I left the `else raise` there to catch programming errors. If we coded things correctly, it should never be reached.

If you're not familiar with Ruby, `left.send(expr[:type], right)` is equivalent to `left + right`, `left - right`, `left * right`, or `left / right` depending on `expr[:type]`.

And that's all we needed to create our proper programming language:

``````\$ ./math.rb miles_to_km.math
500
804.67
``````

### Where do we go from here?

We didn't need any special tooling, just some regular expressions for tokenizer, and some plain recursive methods for parser and for execution.

This approach is perfectly fine for simple programming languages.
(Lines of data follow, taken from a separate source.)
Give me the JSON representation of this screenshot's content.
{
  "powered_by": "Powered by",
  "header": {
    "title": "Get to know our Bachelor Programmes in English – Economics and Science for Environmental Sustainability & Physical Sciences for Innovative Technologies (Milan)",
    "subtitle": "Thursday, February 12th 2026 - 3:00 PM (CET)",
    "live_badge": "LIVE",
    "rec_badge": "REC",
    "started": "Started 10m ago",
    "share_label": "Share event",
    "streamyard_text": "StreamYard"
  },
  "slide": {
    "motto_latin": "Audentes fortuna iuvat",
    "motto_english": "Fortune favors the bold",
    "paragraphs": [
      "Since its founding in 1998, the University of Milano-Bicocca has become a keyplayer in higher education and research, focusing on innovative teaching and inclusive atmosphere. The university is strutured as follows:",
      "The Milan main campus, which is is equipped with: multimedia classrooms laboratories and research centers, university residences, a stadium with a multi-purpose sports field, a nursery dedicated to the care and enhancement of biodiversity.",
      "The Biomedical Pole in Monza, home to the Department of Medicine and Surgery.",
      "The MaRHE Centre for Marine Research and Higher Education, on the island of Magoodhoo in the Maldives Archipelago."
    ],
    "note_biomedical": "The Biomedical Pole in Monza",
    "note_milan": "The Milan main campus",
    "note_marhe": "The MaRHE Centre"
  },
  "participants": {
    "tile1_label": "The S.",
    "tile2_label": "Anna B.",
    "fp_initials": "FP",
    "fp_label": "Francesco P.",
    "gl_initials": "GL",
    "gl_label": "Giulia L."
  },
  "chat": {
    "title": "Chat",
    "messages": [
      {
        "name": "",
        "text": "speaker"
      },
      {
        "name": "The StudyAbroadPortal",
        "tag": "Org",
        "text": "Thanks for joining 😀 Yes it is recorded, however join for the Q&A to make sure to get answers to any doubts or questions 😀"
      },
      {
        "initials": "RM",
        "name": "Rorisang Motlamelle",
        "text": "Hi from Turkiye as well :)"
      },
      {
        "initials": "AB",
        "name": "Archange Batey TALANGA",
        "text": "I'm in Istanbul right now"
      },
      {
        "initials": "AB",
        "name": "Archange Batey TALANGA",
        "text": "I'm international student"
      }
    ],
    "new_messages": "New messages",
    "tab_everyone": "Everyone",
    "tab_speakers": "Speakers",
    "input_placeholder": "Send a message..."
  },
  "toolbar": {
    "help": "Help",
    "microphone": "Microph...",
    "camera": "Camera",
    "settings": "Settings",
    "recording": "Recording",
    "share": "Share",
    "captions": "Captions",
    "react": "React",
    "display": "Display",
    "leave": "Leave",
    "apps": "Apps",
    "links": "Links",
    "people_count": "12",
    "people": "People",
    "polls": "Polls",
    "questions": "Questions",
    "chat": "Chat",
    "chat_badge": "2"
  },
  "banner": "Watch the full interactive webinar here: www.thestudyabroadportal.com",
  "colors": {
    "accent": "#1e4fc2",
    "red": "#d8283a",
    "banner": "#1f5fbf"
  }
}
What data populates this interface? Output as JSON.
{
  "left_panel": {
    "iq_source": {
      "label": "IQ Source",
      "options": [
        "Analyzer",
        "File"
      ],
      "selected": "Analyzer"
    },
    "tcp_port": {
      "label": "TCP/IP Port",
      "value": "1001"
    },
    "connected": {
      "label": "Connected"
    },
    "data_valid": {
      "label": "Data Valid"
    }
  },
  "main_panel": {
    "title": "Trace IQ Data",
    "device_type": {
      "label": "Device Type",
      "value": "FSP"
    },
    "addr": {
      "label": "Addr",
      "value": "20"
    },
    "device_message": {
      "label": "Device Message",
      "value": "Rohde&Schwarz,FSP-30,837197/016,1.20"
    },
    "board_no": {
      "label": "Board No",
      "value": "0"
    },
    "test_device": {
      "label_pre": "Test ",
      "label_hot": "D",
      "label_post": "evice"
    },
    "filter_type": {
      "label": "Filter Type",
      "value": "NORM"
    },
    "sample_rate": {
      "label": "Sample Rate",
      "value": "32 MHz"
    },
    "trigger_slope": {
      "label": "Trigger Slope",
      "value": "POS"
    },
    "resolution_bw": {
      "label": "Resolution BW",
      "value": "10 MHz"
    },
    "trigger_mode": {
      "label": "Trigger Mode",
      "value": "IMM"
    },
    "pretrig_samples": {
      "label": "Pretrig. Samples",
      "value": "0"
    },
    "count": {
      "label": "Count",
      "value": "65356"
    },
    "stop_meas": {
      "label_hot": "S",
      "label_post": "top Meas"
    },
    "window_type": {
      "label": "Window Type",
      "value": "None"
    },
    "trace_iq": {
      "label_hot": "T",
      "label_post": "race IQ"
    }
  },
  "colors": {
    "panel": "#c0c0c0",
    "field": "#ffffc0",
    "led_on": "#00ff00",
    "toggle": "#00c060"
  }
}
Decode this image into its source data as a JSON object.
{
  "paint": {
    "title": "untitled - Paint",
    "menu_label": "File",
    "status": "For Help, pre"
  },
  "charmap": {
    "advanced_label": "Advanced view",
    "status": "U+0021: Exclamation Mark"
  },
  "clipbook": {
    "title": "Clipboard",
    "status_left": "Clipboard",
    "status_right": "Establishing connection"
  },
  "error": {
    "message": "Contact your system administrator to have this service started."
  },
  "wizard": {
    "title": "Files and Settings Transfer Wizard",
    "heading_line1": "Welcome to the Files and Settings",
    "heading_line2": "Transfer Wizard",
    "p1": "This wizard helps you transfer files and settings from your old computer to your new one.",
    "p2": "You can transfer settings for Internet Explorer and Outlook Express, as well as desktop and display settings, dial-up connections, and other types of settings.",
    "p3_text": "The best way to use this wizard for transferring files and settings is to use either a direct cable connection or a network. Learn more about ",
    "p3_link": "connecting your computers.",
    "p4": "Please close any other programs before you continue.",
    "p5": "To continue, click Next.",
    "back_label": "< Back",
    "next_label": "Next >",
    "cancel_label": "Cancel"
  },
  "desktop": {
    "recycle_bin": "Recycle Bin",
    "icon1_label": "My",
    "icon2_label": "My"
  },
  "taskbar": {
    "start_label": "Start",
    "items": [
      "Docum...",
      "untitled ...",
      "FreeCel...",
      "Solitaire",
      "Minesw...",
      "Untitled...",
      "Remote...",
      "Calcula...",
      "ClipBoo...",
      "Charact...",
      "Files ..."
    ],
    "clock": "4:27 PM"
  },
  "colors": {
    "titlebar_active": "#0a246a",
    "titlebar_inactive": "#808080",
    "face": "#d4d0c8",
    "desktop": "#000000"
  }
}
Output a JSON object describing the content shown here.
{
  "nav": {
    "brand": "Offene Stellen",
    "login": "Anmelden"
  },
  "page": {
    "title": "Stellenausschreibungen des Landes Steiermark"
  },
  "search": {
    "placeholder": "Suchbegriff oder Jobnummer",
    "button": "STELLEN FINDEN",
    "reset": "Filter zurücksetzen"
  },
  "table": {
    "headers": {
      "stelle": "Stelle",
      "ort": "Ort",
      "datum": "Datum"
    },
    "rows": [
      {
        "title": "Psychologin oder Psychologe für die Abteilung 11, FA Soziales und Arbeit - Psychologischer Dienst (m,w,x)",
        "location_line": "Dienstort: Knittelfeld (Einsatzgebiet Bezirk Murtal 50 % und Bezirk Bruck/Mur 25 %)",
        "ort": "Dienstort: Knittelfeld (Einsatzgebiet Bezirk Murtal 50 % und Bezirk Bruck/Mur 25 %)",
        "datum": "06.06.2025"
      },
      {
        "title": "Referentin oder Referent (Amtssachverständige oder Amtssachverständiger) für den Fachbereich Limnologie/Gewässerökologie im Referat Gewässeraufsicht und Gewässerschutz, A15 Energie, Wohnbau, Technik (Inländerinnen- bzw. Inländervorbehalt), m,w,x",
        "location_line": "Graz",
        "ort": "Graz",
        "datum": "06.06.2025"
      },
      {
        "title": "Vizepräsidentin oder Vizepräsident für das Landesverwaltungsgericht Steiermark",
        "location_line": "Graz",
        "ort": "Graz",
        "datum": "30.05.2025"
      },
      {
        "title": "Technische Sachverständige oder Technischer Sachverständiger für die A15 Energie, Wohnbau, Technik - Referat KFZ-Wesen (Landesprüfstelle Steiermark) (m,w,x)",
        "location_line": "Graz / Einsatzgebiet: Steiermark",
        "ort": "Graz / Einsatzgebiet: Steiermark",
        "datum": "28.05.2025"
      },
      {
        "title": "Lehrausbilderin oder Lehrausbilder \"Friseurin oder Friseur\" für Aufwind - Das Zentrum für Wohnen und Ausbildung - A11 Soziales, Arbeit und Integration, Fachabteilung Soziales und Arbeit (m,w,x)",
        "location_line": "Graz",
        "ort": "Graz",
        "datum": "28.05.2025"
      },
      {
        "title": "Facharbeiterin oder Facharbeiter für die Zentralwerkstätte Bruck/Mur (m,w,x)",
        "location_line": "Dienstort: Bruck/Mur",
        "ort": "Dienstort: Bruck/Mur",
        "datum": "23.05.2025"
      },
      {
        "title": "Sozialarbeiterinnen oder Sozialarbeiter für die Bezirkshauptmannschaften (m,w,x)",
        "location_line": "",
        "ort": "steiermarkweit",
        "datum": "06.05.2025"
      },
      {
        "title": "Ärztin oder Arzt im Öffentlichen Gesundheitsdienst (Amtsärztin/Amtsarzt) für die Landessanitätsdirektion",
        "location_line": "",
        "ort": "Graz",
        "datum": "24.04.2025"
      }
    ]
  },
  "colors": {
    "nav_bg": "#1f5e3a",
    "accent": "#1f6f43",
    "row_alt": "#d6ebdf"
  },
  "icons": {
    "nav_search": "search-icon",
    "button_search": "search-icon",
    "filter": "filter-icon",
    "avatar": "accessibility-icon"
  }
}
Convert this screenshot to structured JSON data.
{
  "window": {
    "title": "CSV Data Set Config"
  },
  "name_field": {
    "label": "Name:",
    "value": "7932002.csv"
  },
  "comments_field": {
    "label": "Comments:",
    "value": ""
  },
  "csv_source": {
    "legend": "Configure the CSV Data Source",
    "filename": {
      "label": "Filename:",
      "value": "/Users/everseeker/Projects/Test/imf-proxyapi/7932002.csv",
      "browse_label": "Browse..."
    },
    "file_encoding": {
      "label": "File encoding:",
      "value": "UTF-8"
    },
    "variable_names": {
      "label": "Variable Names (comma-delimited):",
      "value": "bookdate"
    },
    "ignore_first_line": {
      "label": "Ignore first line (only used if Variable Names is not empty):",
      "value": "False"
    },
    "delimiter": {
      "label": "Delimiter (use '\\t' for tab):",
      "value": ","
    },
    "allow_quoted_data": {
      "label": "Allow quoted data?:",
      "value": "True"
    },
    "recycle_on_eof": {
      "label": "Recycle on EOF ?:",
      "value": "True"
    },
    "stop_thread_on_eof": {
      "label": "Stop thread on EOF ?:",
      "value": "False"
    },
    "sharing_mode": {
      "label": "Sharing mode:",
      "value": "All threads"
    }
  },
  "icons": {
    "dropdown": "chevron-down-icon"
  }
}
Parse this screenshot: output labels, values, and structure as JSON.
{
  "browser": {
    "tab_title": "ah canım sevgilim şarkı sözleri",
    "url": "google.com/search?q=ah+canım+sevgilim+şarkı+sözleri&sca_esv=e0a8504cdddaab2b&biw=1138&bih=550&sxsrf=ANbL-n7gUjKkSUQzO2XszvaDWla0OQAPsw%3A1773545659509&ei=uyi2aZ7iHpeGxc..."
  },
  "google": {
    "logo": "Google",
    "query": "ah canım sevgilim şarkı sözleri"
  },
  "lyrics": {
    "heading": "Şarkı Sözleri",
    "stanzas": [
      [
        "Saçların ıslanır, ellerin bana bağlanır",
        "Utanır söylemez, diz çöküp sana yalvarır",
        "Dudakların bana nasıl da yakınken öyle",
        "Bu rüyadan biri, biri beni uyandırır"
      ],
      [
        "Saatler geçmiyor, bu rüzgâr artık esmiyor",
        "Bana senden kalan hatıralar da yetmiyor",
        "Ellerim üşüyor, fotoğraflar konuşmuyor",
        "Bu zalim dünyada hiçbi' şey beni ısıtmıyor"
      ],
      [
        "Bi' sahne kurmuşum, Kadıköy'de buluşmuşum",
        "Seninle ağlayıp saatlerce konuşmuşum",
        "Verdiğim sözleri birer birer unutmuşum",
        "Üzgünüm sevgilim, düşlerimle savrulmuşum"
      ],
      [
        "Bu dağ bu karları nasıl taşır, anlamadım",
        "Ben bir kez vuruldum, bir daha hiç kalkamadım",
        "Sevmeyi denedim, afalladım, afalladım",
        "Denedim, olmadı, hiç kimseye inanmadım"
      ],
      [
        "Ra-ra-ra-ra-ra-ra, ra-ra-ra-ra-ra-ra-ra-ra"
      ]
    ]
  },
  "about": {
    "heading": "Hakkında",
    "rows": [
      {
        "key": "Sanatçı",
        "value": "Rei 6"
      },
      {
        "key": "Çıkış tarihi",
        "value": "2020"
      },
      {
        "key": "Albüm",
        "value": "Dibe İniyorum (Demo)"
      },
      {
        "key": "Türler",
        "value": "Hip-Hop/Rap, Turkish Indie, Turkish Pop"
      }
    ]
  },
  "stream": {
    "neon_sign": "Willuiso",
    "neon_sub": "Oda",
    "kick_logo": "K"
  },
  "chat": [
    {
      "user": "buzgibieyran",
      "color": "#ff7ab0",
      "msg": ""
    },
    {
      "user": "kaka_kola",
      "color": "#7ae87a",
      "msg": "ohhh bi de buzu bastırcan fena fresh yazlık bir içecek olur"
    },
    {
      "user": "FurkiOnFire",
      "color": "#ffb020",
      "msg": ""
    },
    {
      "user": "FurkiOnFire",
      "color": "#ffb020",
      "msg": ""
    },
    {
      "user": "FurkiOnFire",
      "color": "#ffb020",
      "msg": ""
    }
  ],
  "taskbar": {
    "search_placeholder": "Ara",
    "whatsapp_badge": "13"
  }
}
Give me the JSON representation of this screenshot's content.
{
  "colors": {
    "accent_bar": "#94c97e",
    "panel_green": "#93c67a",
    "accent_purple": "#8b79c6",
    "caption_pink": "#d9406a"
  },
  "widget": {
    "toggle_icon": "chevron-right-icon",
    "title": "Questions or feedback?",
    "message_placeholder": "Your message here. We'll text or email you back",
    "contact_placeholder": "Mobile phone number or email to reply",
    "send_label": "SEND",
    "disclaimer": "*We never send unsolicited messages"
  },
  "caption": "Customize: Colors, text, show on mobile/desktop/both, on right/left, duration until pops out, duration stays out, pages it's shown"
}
You can just add more token types, more grammar rules, some error handling, and some interesting interpreter, and you can have a decent language for your needs. Nothing about it is specific to Ruby - you can use any language. Regular expression support is definitely a big plus, but people have been writing tokenizers without regular expressions too, looking one character at a time.

In the future we'll try to do something similar with tools like PLY (Python Lex-Yacc), or ANTLR.